Bij de volgende wegomstandigheden kan de remweg van auto's met ABS of ESC langer zijn dan bij auto's zonder deze systemen.

Verlaag uw rijsnelheid onder de volgende omstandigheden:

  • Op slechte wegen, wegen met steenslag of wegen die met sneeuw bedekt zijn.

  • Op wegen met kuilen of met hoogteverschillen.

  • Als er sneeuwkettingen onder uw voertuig zijn gemonteerd.

Test nooit de veiligheidsvoorzieningen van een met ABS of ESC uitgerust voertuig door met hoge snelheid te rijden of bochten te nemen. Het kan een aanrijding veroorzaken en de veiligheid van uzelf of anderen in gevaar brengen.

Het ABS is een elektronisch remsysteem dat voorkomt dat het voertuig kan gaan slippen tijdens het remmen. Het ABS zorgt ervoor dat de bestuurder tegelijkertijd kan sturen en remmen.

Gebruik van ABS

Om in een noodsituatie het maximale rendement uit het ABS te halen, moet u niet proberen zelf de remdruk te regelen en moet u niet 'pompend' gaan remmen. Trap het rempedaal zo hard mogelijk in.

Als u het rempedaal intrapt onder omstandigheden die de wielen kunnen blokkeren, kunt u geluiden van het remsysteem horen en kan het rempedaal gaan trillen. Dit is normaal en betekent dat de ABS in werking is getreden.

Het ABS beperkt de tijd of de afstand die nodig is om het voertuig tot stilstand te brengen niet.

Bewaar altijd een veilige afstand tot het voertuig voor u.

Het ABS kan slippen niet voorkomen wanneer dat het gevolg is van plotselinge koerswijzigingen, bijv. bij een te hoge bochtensnelheid of plotselinge verandering van rijstrook. Rij altijd met een bij de weg- en weersomstandigheden passende veilige snelheid.

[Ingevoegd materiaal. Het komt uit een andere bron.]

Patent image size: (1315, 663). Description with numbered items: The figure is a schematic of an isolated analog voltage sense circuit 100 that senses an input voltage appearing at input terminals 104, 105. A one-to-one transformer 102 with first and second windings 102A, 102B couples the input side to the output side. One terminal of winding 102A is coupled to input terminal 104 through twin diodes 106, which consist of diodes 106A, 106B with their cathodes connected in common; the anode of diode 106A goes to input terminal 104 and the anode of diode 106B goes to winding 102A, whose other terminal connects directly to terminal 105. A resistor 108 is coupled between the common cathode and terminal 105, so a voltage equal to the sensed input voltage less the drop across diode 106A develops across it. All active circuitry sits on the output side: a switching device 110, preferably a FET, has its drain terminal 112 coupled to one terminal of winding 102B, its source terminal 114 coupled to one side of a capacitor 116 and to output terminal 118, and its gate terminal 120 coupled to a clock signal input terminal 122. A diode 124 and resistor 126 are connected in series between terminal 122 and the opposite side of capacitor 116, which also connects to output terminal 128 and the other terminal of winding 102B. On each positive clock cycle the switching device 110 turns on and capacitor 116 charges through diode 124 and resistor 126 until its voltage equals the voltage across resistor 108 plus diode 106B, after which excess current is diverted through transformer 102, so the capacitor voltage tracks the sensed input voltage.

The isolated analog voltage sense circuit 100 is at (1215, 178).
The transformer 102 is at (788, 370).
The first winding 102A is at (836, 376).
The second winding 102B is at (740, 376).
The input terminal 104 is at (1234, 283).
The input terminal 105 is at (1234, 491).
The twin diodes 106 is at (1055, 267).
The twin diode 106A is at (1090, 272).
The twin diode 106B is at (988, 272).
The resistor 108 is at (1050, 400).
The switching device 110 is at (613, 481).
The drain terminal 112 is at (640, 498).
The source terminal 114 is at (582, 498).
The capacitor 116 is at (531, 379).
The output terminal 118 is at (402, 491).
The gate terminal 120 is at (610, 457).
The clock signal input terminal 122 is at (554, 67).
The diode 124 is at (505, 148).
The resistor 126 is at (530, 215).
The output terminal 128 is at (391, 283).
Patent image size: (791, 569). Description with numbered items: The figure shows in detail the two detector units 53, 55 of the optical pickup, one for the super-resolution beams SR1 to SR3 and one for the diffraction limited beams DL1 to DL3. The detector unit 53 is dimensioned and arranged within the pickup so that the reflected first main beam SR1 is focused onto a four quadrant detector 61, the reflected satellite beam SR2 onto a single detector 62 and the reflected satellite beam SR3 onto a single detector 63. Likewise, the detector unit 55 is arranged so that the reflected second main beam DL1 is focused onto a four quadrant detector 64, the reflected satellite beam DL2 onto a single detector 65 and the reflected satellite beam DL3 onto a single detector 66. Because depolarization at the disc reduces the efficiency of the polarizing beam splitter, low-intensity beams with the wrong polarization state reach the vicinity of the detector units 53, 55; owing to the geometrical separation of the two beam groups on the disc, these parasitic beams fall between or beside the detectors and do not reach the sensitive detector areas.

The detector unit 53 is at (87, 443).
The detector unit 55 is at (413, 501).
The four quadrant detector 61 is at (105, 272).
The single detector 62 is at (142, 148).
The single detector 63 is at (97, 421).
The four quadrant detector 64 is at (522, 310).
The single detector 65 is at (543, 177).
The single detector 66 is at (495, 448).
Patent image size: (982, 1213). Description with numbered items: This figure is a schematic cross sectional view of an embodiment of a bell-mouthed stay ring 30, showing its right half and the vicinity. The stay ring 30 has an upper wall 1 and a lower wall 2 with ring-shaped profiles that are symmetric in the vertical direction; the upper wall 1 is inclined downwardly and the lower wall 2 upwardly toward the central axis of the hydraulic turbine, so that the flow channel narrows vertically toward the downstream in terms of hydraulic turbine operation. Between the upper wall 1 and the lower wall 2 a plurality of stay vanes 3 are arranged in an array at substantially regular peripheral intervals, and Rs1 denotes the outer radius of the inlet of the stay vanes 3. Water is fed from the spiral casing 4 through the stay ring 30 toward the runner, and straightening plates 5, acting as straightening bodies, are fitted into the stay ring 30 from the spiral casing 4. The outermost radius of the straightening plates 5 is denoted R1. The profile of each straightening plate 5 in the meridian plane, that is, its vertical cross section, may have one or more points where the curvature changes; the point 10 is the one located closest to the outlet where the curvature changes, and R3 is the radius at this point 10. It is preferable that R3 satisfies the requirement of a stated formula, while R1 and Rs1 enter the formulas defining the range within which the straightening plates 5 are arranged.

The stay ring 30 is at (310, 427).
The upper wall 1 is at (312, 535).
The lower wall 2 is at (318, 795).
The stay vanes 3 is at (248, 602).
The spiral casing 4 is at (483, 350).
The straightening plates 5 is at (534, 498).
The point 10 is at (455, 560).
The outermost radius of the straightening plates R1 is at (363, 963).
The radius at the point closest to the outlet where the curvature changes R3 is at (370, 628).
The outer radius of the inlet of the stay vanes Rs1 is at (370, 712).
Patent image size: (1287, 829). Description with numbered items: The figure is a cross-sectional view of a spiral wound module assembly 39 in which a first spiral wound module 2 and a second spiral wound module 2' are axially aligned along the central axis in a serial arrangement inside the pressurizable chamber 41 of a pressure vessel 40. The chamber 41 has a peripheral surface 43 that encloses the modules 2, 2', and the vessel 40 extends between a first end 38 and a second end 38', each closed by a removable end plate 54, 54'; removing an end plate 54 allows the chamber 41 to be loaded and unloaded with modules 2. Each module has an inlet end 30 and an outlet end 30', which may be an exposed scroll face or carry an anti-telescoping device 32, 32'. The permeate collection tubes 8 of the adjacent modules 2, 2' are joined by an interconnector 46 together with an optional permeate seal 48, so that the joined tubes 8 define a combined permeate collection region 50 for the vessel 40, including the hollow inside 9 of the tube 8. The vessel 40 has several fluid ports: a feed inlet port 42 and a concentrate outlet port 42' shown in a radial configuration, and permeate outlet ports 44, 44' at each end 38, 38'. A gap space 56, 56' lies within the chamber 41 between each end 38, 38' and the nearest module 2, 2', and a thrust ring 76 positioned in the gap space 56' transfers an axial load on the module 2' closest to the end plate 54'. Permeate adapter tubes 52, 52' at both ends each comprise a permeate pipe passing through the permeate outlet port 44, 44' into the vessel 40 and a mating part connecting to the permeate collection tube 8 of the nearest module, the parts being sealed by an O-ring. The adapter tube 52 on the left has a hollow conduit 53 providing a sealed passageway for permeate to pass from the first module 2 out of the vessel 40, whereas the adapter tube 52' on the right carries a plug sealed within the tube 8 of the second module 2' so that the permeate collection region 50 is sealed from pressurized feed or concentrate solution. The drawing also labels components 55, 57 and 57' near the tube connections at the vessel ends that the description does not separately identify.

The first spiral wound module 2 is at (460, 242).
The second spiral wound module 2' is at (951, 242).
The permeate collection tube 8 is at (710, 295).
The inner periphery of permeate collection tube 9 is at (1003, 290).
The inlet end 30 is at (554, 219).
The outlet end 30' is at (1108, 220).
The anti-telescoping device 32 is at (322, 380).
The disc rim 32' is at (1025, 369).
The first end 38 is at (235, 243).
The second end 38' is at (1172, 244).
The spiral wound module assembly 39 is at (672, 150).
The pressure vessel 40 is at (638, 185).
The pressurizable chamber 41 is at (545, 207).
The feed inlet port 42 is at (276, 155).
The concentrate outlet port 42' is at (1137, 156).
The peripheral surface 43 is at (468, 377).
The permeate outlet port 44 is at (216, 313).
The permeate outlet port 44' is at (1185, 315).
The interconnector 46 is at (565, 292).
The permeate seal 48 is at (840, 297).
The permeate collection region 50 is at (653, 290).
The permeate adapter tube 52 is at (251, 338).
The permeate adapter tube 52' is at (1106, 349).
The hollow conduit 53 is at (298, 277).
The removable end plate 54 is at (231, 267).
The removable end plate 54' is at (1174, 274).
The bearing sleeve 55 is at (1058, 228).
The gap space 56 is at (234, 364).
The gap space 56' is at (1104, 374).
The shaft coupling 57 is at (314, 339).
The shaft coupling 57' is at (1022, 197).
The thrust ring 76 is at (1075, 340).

Het ABS kan verlies van stabiliteit niet voorkomen. Beweeg het stuurwiel niet te abrupt bij hard remmen. Heftige of overmatige stuurwielbewegingen kunnen ervoor zorgen dat uw voertuig op het pad van tegenliggers of in de berm terechtkomt.

Op wegen met los grind of wegen die niet vlak zijn kan het antiblokkeersysteem voor een langere remweg zorgen dan bij voertuigen zonder antiblokkeersysteem.

Het waarschuwingslampje ABS (B) blijft een aantal seconden branden nadat de toets Start/Stop op AAN is gezet.

Het ABS voert dan een zelfdiagnose uit en het lampje gaat uit wanneer alles in orde is. We adviseren u als het lampje blijft branden, zo snel mogelijk contact op te nemen met een officiële HYUNDAI-dealer.

Als het waarschuwingslampje ABS (B) blijft branden, kan er een probleem met het ABS zijn. Uw rembekrachtiging werkt in dat geval normaal. Om het risico van ernstig letsel of overlijden te beperken, wordt aanbevolen zo snel mogelijk contact op te nemen met uw erkende HYUNDAI-dealer.

Wanneer u op een weg met weinig grip rijdt, bijv. een gladde weg, en continu het rempedaal intrapt, is het ABS continu actief en kan het waarschuwingslampje ABS (B) gaan branden. Parkeer uw voertuig op een veilige plaats en schakel het voertuig uit.

Start het voertuig opnieuw. Als het waarschuwingslampje ABS uitgaat, is het ABS in orde.

Zo niet, dan raden wij u aan zo snel mogelijk contact op te nemen met een erkende HYUNDAI-dealer.

Als u het voertuig met een hulpaccu start omdat de accu leeg is, kan het waarschuwingslampje ABS (B) gaan branden. Het betekent niet dat er een probleem is met uw ABS. Laad de accu op voordat u wegrijdt.